A água sustenta a vida. Está aí o seu valor. É produto único e sem similaridade. O que dá valor a um bem ou a um insumo é a escassez. Mesmo sendo vital, quando um insumo é abundante, como ar, no sentido que excede a demanda interna e não pode ser exportado ou armazenado, o excedente vale zero. Não existe ninguém para comprá-lo. Quando pode ser estocado, a estratégia de valoração é retirá-lo do mercado.
Tem um aspecto interessante. A água pode tornar-se escassa no local onde ela é abundante.
Exemplo: o Rio Grande nasce na Serra da Mantiqueira, em Minas, ajuda a formar a represa de Furnas, deságua no Paranaíba para chegar ao Rio Paraná. A água de Furnas é usada para gerar eletricidade e o consumo urbano, então a água pode tornar-se escassa no local onde é abundante. E qual o seu preço? É o mesmo que as hidroelétricas pagam, quando captam a água para gerar eletricidade. Ou, então, o que pagam as empresas que abastecem os consumidores urbanos, quando captam a água. Como não pagam nada no momento da captação, o preço da água para agricultura é zero nesse caso. E se as represas estiverem vertendo água, além da quota mínima? Aí não existe escassez, e, portanto, nada há a pagar.
Além da complexa lei do mercado, a água, como recurso natural, tem muitos componentes e situações. Existe até o custo de oportunidade. No exemplo acima, há alternativas de uso. Obviamente, é mais lucrativo vender para quem paga mais. Num bem tão importante, saber quem paga mais é muito complicado. Digamos que a agricultura pague menos. Perderia a competição para outros usos, possivelmente com sérias consequências para abastecimento alimentício interno e as exportações.
A água para consumo humano é prioritária. Por isso, há leis, portarias, incentivos e proibições. É o caso típico das licenças para a irrigação. Como consequência, pode haver redução da produção e, num extremo, fome. Como avaliar isso? O mercado fornece apenas parâmetros, mas a decisão final lhe escapa. Quem fica com a decisão? A sociedade e, por fim, o governo por meio das instituições e regulações. Da mesma forma, a cobrança de tarifa de água na captação é competência do governo que pode se valer de leilões especialmente planejados. O que é raramente é praticado.
Argumenta-se que as hidroelétricas devolvem a água para o rio e, sendo assim, nada têm a pagar. Se na jusante das represas houver consumo humano, e a produção de eletricidade reduzir a água para consumo humano, caracteriza-se a escassez. Ainda há o fato de que as represas evaporam muita água que não forma nuvens nas regiões que interessam. Um dado: só a evaporação da represa de Sobradinho equivale à vazão outorgada do Rio São Francisco.
Quando inexistem as represas, havendo abundância de água, o preço para quem for captá-la é zero. Há celebrado teorema da teoria econômica que diz que, quando a quantidade disponível de um insumo excede seu uso, seu preço é zero. O teorema apenas capta e, muito bem, o significado de escassez. Por que pagar pelo excedente de um bem que superou o consumo? Quem tiver recursos pode comprar a sobra, desde que o bem não seja perecível, e vender no próximo ano. Isso é que se chama corretamente de especulação. Aí, o conceito de sobra é mal usado. Tem que incluir a demanda dos especuladores para medir corretamente a sobra.

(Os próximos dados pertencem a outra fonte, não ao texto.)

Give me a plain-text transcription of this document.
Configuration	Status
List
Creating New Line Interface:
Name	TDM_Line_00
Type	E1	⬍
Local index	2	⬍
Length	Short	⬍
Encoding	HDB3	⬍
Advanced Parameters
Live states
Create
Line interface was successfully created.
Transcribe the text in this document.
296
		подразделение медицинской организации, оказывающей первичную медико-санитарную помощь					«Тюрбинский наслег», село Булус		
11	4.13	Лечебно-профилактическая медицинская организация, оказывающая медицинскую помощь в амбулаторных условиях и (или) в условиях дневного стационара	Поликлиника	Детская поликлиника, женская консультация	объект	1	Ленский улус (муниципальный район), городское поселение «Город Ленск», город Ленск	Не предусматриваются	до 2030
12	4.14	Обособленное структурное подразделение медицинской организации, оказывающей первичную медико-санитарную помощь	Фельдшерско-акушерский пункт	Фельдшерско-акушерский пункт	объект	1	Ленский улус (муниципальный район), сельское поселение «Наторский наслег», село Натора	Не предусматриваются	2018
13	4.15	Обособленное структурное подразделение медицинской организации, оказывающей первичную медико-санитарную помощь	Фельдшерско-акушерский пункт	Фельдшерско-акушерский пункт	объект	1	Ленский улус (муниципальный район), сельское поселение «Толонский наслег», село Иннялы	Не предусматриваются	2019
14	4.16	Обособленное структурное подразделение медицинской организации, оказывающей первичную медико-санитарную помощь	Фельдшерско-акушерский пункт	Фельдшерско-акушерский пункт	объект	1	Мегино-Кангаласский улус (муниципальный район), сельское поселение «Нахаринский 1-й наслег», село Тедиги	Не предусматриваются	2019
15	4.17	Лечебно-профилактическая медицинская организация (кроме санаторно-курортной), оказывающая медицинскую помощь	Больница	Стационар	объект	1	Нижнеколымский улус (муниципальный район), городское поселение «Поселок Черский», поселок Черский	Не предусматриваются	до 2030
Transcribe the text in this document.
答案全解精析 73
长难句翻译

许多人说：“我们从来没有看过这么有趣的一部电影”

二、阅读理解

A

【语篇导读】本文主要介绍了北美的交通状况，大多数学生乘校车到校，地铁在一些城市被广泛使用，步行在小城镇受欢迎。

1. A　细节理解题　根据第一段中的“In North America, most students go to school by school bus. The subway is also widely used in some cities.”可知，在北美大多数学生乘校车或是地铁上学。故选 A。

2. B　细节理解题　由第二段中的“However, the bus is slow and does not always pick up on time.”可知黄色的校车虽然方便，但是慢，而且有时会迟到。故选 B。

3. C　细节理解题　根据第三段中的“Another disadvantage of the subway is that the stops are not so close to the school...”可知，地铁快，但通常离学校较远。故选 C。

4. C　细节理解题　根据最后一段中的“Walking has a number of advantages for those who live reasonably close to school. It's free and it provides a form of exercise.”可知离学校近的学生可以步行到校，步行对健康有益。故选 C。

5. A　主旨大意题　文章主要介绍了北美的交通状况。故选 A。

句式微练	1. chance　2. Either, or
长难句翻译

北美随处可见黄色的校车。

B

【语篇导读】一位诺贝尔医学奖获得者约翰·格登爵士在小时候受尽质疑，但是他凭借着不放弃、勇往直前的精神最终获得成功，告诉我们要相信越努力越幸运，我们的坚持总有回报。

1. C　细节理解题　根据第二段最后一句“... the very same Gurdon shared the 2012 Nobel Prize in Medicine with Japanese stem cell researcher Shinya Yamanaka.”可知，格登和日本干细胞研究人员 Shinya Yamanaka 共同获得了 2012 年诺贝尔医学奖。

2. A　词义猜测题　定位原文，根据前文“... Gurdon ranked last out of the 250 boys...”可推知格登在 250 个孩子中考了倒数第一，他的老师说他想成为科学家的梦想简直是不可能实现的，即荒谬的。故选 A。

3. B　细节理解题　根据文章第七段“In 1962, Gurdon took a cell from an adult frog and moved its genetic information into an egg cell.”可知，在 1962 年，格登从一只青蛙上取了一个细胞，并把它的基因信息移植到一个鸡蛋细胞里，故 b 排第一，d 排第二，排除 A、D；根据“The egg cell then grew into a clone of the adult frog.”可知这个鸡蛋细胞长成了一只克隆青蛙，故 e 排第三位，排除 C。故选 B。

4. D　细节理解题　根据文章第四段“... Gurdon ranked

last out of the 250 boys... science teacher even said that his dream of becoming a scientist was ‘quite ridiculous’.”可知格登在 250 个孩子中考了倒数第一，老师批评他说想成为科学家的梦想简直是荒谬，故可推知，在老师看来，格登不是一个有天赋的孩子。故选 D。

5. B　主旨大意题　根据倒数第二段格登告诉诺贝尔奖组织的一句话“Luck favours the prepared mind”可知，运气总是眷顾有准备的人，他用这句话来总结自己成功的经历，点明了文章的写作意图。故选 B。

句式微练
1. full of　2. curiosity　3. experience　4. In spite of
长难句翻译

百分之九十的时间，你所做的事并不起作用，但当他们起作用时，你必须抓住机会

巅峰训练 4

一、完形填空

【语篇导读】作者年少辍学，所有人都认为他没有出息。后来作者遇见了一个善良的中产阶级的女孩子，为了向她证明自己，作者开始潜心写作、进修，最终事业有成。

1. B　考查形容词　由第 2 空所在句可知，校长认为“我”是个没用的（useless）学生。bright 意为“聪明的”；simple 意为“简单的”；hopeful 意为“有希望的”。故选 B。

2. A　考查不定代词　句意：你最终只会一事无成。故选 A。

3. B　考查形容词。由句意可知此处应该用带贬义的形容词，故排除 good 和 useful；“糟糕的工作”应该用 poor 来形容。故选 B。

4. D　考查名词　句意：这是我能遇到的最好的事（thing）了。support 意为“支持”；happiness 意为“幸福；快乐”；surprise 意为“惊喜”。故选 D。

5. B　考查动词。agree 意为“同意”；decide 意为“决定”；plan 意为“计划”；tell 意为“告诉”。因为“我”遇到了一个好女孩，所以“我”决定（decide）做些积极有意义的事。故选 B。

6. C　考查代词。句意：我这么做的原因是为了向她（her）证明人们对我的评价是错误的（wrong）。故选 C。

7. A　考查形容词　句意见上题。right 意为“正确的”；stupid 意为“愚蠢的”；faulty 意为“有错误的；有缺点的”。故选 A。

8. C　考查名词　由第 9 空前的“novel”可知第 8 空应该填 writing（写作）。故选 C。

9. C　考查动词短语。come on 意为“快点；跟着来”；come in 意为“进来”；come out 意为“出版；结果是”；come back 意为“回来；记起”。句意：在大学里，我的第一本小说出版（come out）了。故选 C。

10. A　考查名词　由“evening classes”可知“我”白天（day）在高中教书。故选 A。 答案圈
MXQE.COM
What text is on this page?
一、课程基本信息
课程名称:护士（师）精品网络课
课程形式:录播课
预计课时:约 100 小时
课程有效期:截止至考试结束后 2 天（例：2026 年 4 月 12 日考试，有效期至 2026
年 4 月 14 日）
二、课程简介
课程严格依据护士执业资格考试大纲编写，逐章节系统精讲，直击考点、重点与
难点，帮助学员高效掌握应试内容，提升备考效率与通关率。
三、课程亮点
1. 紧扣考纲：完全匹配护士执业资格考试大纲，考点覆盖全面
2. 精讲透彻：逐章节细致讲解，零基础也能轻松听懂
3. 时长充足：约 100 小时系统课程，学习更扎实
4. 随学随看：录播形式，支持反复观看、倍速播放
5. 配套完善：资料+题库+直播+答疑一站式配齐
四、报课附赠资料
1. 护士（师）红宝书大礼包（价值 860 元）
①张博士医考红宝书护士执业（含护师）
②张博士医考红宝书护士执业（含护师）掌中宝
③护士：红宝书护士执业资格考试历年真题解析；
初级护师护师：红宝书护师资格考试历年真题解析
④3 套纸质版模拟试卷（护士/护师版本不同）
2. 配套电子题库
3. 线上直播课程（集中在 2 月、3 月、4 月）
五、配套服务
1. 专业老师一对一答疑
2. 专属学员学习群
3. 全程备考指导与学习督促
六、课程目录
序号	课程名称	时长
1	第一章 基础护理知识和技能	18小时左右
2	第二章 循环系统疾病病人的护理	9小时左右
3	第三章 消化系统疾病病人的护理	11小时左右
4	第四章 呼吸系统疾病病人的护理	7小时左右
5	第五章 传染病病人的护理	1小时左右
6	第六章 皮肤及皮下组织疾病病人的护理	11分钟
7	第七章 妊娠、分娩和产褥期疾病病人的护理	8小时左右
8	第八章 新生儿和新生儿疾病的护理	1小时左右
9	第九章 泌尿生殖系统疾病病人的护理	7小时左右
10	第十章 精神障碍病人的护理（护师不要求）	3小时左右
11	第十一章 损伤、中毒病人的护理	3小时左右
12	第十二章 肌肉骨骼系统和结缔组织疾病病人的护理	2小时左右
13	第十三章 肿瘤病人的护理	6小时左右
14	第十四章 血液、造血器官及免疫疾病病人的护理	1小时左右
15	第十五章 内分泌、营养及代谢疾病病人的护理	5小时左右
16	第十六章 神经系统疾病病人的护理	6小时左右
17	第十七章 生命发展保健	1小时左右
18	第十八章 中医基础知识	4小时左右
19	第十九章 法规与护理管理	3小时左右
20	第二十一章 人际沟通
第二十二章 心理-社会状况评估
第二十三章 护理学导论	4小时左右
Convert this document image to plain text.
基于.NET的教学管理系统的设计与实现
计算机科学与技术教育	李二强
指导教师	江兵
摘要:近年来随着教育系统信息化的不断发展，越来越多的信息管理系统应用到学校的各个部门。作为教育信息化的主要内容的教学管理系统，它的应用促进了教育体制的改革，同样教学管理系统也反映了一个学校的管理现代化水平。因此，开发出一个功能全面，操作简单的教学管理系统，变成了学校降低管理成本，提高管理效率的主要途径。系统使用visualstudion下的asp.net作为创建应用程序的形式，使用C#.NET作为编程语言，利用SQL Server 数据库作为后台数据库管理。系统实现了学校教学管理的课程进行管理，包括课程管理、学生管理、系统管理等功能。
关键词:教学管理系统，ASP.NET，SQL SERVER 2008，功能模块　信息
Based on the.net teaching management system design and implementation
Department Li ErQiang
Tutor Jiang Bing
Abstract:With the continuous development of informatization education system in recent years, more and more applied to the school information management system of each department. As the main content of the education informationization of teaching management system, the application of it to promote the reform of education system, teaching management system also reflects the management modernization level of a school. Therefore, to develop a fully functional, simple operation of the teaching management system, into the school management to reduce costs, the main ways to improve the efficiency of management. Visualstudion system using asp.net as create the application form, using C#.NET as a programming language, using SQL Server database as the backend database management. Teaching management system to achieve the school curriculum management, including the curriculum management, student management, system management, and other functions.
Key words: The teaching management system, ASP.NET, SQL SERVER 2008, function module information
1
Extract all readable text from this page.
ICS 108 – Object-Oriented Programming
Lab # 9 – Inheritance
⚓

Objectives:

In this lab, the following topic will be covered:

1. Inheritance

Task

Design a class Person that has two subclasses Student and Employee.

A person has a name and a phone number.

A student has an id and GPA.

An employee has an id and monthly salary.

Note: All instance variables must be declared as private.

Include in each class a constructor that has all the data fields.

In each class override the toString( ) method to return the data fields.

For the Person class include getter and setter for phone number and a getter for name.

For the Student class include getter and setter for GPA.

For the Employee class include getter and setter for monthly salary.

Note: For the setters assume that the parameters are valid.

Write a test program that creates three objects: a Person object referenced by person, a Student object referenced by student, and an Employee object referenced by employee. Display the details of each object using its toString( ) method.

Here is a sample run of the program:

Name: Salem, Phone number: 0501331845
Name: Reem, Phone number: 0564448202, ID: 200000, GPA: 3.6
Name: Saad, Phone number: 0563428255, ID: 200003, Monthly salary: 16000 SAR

As estatísticas mostram que a agricultura consome 70% da água usada pelo ser humano. E quanto do ar a agricultura consome? Ninguém fala disso, exatamente porque o preço do ar é zero. Antes de glorificar esse tipo de estatística, deveria ser salientado que, na maioria das situações, a agricultura não está competindo com alternativa. No caso, consome um bem cujo preço é zero. Ouço falar que o Brasil é grande exportador de água por ser grande exportador de produtos da agricultura. Ninguém se lembrou de perguntar quanto vale a água exportada. Na mesma linha de raciocínio, a agricultura é criticada por competir com a geração de energia. Uma verdade parcial. Cabe perguntar, se fosse o caso, o que é mais importante produzir — comida ou energia?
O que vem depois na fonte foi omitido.